Under the second phrase, the court concluded that the U.S. Department of Agriculture issued regulations to prevent the dissemination of plant pests or noxious weeds. Specifically, 7 C.F.R. Part 340 restricts the “introduction of regulated articles,” which are termed “presumptive plant pests” and include genetically engineered plants that meet the definition of plant pest as well as other plant pests and noxious weeds. Id. at 21 (citing 7 C.F.R. § 340.1). Thus, the court concluded “to the extent that a regulated article under Part 340 is a plant pest or noxious weed, the Secretary has issued a regulation preventing the dissemination of that plant pest or noxious weed.” Id.
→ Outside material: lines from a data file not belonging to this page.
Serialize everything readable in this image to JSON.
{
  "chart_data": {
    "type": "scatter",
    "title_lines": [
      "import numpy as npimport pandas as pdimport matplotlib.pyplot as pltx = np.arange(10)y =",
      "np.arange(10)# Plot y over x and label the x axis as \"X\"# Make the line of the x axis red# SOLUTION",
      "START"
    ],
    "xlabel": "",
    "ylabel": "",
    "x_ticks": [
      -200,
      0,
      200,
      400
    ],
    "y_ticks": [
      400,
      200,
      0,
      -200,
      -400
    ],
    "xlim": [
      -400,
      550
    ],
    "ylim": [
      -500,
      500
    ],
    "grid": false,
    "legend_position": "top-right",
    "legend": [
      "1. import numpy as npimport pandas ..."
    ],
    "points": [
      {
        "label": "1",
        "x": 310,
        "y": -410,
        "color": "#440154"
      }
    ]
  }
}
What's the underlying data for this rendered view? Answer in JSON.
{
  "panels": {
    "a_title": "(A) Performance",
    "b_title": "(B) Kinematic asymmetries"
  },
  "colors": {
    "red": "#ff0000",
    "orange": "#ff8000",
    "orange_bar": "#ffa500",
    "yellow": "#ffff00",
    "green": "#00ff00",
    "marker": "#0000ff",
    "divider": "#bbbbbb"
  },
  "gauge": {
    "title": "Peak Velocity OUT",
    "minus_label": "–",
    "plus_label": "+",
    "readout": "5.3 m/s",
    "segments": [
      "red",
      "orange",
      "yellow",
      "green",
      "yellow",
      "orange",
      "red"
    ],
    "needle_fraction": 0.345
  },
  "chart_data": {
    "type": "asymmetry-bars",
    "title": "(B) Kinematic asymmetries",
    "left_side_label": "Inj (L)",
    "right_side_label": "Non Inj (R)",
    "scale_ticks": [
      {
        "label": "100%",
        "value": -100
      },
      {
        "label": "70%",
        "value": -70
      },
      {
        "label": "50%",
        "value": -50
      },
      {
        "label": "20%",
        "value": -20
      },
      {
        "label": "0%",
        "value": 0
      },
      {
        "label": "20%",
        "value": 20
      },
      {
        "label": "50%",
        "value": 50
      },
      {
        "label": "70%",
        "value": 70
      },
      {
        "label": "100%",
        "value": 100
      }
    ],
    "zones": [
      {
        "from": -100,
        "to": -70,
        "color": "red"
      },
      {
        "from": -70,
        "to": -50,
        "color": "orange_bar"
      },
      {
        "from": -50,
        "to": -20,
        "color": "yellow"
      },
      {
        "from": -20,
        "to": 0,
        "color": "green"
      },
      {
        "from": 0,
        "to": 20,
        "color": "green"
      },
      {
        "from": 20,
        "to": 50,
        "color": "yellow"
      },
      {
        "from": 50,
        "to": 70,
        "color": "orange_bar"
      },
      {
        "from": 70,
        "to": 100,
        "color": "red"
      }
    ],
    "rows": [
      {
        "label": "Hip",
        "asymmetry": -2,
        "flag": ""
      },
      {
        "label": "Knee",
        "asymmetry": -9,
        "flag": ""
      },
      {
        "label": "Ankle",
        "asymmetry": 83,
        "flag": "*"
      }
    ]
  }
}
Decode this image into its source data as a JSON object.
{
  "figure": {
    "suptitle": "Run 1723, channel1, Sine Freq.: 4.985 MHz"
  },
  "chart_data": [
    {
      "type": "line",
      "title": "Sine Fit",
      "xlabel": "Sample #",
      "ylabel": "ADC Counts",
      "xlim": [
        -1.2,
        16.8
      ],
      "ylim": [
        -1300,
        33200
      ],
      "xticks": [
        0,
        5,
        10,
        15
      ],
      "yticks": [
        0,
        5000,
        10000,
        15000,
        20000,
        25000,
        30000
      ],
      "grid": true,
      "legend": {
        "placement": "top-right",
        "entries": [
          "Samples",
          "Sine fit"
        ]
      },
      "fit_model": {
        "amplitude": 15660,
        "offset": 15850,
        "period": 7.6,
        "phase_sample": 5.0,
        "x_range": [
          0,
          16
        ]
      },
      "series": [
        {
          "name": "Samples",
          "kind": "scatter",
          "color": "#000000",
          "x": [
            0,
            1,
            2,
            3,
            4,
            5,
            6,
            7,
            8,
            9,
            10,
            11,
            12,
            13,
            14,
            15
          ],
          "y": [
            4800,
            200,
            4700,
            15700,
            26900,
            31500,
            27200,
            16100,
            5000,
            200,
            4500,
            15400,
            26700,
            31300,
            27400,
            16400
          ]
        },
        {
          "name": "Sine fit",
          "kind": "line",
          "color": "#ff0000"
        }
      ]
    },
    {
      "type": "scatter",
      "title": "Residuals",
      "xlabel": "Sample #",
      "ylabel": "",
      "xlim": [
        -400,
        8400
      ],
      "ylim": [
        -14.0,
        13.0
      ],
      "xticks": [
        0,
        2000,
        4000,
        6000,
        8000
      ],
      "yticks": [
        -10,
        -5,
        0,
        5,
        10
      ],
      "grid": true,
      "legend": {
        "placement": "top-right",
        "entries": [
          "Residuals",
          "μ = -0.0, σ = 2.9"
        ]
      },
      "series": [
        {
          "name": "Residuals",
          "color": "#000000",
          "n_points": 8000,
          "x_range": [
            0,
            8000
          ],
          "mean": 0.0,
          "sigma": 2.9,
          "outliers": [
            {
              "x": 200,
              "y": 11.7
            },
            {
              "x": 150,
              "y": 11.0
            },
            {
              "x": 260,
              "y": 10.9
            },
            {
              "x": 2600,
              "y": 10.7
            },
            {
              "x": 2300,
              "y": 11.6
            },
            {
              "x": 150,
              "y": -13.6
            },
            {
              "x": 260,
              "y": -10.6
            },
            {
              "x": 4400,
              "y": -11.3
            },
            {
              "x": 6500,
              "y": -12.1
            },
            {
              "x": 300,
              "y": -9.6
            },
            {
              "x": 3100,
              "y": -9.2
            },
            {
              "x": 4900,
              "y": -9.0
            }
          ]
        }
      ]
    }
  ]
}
Based on this plain language reading of 7 U.S.C. § 7756(b)(1), the court found that the PPA expressly preempted portions of Ordinance 13-121. The court’s holding was not absolute but instead was limited to the extent that Ordinance 13-121 “bans field testing of genetically engineered plants that are ‘plant pests’ or ‘noxious weeds’ and are regulated under Part 340.” Id. at 22. Thus, the PPA does not preempt the ordinance to the extent it bans field testing of plants that are not plant pests or noxious weeds regulated under Part 340.

Though the court declined to find that the PPA expressly preempted all of Ordinance 13-121 (or that the Coordinated Framework for Regulation of Biotechnology impliedly preempted the ordinance), the court enjoined enforcement of the entire ordinance based on its finding that state law displaced the County’s ability to regulate the cultivation of genetically engineered plants. The issue of state law preemption was very similar to the issues presented in Syngenta Seeds, Inc. v. County of Kauai, No. 14-00014 (D. Haw. Aug. 23, 2014). In both cases the plaintiffs claimed that the Hawaii Constitution grants the state exclusive authority over agriculture and that the Hawaii Department of Agriculture (“HDOA”) established a comprehensive framework for regulating plants, leaving no room for a county to legislate. The court agreed with plaintiffs just as it did in the Syngenta Seeds litigation finding that “Hawaii state law impliedly preempts and invalidates Ordinance 13-121.” Slip Op. at 10.

The court’s decision will undoubtedly influence its future ruling in the pending lawsuit against Maui County challenging the moratorium on GMO cultivation, likely leading to a ruling enjoining that law as well. Additionally, the court’s finding that the PPA expressly preempts state or local laws banning the cultivation of genetically engineered plants that are concurrently regulated under 7 C.F.R. Part 340 should be influential in any future suit targeting similar laws in California or Oregon counties.

DISCLAIMER: Because of the generality of this update, the information provided herein may not be applicable in all situations and should not be acted upon without specific legal advice based on particular situations.